Everybody wants tickets to the Knicks' NBA Finals games. Here's how one bank is dealing with client requests.
Tom Cerasoli, head of partnerships at Citi, said the NBA finals are offering bankers a uniquely powerful chance to connect with or land clients.
- Citi's head of sponsorship said he's seen an influx of requests for Knicks tickets.
- Tom Cerasoli said events like the NBA finals can help bankers secure client relationships.
- Measuring the value of each ticket to the firm is an "inexact science."
Tom Cerasoli can measure Knicks mania by his inbox.
The Knicks are back in the NBA finals for the first time since 1999 and are on a winning streak that's electrifying New York City. Cerasoli, the head of sponsorship and partnership management at Citi, is responsible for fielding internal requests for tickets to the finals. While he doesn't have final say on who snags one of the firm's coveted seats, he shed light on how the bank decides who gets them.
The demand is understandable. As of Friday morning, the cheapest pair of tickets for Game 3 at Madison Square Garden was selling for around $8,500 each on StubHub. President Donald Trump has said he plans to attend the Monday game, as has NYC Mayor Zohran Mamdani. For a global bank like Citi, access to those seats can be worth far more than their face value.
Client hospitality is all about driving commercial outcomes, Cerasoli said, and the Knicks have uniquely broad appeal. The biggest events are especially helpful for bankers trying to clinch or solidify relationships with current or prospective clients.
As Cerasoli sees it, the finals give executives a chance to land meetings with important clients, since they "can leverage this corporate hospitality in this unique moment in time to potentially deliver that experience of a lifetime."
Tom Cerasoli has helped Citi secure tickets to the NBA finals.
Citi
Citi isn't an official sponsor of the Knicks or Madison Square Garden, but does have a suite and season tickets, which typically grant the firm between 30 and 40 seats per game. Cerasoli, who has worked in sports entertainment for more than two decades, knew it would be critical to secure extra seats in the postseason and helped Citi get more than 100 tickets to finals games.

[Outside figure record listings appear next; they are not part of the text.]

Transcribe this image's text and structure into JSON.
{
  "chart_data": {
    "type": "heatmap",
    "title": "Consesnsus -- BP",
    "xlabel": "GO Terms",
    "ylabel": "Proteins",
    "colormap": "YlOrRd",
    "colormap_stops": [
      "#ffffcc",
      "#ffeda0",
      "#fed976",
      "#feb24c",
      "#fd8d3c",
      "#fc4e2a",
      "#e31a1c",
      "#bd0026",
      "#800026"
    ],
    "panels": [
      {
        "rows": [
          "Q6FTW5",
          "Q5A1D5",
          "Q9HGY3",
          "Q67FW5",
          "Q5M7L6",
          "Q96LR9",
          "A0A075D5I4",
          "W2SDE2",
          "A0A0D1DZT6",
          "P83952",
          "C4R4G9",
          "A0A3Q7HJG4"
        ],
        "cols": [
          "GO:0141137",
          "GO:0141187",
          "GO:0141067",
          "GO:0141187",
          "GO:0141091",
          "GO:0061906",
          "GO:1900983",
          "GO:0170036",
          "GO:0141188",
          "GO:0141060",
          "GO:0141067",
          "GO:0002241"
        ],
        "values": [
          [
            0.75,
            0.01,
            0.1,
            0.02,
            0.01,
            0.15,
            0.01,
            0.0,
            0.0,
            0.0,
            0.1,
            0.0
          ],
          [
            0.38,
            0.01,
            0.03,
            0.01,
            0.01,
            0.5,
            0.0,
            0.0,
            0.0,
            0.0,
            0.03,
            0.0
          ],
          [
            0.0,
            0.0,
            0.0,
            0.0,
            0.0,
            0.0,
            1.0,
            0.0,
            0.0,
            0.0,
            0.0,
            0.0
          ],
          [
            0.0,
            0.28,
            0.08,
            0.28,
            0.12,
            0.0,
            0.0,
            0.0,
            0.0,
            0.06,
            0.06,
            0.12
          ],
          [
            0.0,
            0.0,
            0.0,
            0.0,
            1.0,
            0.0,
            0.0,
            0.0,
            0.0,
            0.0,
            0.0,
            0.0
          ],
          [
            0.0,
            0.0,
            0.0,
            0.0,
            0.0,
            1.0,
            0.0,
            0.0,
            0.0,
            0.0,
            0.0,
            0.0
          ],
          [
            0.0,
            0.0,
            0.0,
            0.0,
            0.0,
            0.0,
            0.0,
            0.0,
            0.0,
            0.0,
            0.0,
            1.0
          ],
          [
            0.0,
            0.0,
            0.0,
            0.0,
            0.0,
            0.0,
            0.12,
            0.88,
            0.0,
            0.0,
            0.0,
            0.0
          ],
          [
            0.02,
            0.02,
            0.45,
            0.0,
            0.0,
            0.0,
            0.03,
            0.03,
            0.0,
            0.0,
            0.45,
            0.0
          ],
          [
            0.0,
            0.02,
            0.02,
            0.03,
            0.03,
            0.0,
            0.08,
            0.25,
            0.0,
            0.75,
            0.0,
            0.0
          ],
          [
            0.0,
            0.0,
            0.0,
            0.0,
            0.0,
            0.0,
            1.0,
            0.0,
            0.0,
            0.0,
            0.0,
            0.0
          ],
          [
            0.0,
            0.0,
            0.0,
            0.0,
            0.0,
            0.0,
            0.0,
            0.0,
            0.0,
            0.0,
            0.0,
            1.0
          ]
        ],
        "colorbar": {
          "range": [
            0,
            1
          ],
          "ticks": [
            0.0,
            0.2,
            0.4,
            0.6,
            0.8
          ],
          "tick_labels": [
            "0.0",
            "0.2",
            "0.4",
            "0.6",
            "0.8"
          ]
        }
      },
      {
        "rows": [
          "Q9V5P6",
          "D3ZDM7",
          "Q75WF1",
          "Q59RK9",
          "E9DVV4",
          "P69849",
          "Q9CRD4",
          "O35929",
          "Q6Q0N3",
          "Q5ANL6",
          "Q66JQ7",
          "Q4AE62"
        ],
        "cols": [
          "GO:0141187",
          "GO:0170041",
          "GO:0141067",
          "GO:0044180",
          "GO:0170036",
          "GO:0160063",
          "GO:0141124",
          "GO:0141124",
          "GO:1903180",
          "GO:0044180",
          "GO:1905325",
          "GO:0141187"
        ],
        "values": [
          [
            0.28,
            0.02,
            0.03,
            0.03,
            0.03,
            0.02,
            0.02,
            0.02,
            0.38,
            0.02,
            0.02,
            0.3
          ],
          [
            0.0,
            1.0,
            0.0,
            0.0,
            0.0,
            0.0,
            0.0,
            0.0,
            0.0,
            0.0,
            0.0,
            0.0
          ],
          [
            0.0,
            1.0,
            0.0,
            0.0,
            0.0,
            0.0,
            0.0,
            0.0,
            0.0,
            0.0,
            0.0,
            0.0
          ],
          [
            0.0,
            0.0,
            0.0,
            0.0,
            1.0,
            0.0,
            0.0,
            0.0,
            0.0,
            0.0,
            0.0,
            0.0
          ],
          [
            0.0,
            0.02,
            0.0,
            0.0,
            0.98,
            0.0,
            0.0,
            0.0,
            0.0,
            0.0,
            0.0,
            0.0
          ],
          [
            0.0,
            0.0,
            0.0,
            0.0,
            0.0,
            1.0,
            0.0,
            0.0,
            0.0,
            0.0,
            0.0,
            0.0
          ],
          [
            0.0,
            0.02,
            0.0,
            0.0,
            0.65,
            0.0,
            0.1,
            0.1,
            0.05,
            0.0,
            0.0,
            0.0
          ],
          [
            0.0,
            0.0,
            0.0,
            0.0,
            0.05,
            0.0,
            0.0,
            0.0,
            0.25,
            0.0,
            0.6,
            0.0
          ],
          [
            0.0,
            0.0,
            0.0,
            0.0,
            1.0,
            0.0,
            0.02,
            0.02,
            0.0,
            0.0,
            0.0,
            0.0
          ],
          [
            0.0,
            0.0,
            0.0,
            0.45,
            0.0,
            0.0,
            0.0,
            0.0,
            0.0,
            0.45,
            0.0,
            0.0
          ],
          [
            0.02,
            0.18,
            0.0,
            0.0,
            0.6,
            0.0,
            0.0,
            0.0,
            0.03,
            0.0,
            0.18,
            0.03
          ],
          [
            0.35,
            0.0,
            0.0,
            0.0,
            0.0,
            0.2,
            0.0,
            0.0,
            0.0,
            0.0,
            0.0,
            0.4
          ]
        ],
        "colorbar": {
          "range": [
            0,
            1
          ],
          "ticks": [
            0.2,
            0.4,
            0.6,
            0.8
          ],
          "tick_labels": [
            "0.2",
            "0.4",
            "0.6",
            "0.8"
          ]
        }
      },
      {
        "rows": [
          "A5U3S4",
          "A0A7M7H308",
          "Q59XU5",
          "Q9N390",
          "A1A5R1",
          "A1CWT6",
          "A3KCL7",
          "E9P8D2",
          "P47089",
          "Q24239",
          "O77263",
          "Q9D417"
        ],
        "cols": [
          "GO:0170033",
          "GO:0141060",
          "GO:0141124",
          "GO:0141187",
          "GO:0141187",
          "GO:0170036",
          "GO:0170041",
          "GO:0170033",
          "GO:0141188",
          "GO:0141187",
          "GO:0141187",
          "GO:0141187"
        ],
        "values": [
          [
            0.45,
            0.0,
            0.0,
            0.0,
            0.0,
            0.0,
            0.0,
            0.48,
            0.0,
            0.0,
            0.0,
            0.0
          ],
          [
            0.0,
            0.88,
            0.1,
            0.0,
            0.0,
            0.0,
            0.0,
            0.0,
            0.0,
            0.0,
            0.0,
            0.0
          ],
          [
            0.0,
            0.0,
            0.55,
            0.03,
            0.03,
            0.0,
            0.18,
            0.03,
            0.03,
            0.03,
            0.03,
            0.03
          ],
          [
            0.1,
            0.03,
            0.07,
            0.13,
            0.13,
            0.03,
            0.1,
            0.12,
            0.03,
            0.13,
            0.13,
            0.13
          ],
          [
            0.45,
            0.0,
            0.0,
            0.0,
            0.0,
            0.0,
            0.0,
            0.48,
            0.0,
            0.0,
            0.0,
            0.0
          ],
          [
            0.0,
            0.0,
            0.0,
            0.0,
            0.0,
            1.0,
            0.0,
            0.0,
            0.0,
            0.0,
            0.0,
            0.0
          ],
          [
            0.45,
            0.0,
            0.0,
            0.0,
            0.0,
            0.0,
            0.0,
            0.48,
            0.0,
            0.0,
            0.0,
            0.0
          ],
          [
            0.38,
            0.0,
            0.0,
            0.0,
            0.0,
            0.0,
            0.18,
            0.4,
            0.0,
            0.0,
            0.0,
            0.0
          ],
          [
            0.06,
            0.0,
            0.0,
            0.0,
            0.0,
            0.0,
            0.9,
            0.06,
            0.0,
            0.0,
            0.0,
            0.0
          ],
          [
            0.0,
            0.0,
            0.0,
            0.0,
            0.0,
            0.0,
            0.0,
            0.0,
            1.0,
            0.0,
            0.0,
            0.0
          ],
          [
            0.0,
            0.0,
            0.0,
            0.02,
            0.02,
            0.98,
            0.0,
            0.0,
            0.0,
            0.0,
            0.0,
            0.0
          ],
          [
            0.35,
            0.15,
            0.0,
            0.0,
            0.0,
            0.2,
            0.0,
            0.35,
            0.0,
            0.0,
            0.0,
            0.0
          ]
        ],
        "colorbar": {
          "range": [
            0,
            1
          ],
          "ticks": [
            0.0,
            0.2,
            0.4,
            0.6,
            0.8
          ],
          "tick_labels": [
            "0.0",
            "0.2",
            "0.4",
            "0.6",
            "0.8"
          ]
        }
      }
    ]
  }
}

"It's one of those things where we know it's going to be worth it, because we know the demand from clients and prospects, and from bankers who want to host them, is going to far exceed the inventory that we have," he said.
His predictions proved correct — the excitement has reached a "fever pitch," according to the number of emails Cerasoli was getting ahead of the finals. Employees submit official ticket requests through an internal system, but it's up to Cerasoli and his team to "hedge a lot" on the hundreds of requests they've received.
His team works alongside lines of business that use "their own criteria" to sift through requests and decide who will attend. Some of the calculations are about simply being efficient with tickets.
There are layers of potential impact — helping a private banking and wealth client secure an unforgettable experience for their kid, for example, is "next level" — but Cerasoli said it's hard to measure the exact returns on each hospitality experience, since some clients might attend multiple events.
"How do you attribute? What is the correlation of that one experience compared to maybe 14 others that this banker has done towards the contribution of revenue to the firm?" he said. "It's an inexact science."
While corporate hospitality events are reserved for business relationships, employees can often take advantage of sponsorships, like Citi's connection with the New York Mets (who, as of now, are unlikely to get anywhere near the playoffs).
The Knicks' second game against the San Antonio Spurs is Friday night, before the teams travel to Madison Square Garden for the third match on Monday.
Wall Street firms aren't the only ones capitalizing on the Knicks finally (finally) making it back into the NBA Finals. An Upper East Side beer garden offered customers free drinks if the Knicks won the first game of the series, cushioned by a $5,000 winning bet on Kalshi, which the owner said would pay out to around $13,500 ahead of the game.